Signed in blue ballpoint pen on the sweet spot
Sanford "Sandy" Koufax (/ˈkoʊfæks/; born Sanford Braun; December 30, 1935) is a retired American Major League Baseball (MLB) left-handed pitcher. He pitched twelve seasons for the Brooklyn/Los Angeles Dodgers, from 1955 to 1966. Koufax, at age 36 in 1972, became the youngest player ever inducted into the Baseball Hall of Fame.
Koufax's career peaked with a run of six outstanding years from 1961 to 1966, before arthritis in his left elbow ended his career prematurely at age 30. He was an All-Star for six seasons and was the National League's Most Valuable Player in 1963. He won three Cy Young Awards in 1963, 1965, and 1966, by unanimous votes, making him the first three-time Cy Young winner in baseball history and the only one to win three times when one overall award was given for all of major league baseball instead of one award for each league.

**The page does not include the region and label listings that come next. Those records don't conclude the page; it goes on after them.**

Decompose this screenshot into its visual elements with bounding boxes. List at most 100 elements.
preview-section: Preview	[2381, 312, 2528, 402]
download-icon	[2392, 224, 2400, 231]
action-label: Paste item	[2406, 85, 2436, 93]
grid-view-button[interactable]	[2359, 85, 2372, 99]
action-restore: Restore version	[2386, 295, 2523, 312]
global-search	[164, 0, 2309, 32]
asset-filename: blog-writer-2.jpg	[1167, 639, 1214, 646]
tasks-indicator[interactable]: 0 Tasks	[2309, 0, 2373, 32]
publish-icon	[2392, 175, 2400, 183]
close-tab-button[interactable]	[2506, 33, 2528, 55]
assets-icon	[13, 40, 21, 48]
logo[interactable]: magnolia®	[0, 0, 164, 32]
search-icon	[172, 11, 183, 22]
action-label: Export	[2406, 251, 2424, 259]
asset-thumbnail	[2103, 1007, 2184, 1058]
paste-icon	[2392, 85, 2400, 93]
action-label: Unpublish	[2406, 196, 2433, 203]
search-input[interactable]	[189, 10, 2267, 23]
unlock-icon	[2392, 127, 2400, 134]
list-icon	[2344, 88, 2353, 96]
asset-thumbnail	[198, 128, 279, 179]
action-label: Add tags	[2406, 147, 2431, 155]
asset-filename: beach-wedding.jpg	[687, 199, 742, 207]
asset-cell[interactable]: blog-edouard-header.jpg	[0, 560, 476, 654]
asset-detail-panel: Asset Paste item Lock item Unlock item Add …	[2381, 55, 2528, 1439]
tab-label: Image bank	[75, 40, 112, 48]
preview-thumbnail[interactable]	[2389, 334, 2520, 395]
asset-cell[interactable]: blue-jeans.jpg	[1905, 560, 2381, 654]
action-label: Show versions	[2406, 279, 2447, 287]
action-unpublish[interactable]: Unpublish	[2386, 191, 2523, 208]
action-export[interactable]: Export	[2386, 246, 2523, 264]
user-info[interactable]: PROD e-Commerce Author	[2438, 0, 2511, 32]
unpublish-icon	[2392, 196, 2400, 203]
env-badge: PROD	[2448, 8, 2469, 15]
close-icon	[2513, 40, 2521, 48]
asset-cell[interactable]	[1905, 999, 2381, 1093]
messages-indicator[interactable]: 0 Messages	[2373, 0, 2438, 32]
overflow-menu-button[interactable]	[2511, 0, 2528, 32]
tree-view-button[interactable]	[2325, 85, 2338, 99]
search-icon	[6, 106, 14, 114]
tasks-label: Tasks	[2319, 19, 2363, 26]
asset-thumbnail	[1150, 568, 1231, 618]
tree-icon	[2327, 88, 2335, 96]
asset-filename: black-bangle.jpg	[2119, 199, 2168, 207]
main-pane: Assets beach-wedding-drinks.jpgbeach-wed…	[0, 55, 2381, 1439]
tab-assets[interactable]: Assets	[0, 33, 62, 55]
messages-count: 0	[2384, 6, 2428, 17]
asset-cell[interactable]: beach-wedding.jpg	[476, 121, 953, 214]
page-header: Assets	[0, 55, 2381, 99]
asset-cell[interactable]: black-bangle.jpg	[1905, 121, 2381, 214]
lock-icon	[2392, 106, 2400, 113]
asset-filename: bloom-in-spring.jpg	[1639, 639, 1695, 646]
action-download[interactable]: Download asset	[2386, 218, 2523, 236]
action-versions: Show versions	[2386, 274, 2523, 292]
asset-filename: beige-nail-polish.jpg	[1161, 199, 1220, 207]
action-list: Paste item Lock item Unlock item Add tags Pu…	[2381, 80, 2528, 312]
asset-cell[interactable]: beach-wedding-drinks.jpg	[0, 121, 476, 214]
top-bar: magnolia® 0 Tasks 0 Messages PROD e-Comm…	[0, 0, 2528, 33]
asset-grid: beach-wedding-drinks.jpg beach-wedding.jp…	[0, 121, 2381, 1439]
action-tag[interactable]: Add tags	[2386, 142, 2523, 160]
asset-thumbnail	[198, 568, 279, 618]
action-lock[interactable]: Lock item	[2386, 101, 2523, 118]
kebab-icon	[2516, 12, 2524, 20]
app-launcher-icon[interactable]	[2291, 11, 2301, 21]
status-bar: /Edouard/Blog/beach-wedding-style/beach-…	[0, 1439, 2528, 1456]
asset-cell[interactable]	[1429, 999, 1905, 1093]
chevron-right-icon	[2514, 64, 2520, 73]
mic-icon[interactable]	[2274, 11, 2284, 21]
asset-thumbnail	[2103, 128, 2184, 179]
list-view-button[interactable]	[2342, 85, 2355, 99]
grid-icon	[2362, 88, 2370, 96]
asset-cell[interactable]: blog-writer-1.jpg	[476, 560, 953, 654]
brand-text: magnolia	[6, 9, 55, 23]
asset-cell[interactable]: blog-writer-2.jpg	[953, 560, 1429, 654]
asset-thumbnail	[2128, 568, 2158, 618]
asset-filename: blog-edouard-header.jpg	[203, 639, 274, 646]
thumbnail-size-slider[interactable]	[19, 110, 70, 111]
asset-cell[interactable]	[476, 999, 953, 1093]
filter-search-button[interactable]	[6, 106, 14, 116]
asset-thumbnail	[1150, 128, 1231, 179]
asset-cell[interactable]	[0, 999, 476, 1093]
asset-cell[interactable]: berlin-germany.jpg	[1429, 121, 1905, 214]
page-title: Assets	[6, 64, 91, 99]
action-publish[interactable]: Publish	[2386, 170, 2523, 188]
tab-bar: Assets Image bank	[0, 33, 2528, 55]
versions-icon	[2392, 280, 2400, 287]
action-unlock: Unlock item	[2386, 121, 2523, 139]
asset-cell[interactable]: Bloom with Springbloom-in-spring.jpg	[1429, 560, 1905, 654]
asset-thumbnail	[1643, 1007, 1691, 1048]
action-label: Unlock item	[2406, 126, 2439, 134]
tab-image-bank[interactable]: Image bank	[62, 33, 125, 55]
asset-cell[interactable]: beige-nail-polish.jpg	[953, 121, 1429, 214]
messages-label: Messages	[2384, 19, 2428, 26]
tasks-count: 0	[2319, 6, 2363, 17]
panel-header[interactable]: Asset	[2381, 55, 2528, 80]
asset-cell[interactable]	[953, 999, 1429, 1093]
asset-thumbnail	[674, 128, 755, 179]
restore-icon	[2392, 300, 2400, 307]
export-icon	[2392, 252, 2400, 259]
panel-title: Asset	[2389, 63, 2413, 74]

Koufax also won the NL Triple Crown for pitchers those same three years by leading the NL in wins, strikeouts, and earned run average.
Koufax was the first major league pitcher to pitch four no-hitters and the eighth pitcher to pitch a perfect game in baseball history. Despite his comparatively short career, Koufax's 2,396 career strikeouts ranked 7th in history as of his retirement, trailing only Warren Spahn (2,583) among left-handers. Koufax, Randy Johnson, Pedro Martínez, and Nolan Ryan are the only four pitchers elected to the Hall of Fame who had more strikeouts than innings pitched.
Koufax is also remembered as one of the outstanding Jewish athletes in American sports. His decision not to pitch Game 1 of the 1965 World Series because it fell on Yom Kippur garnered national attention as an example of conflict between professional pressures and personal beliefs.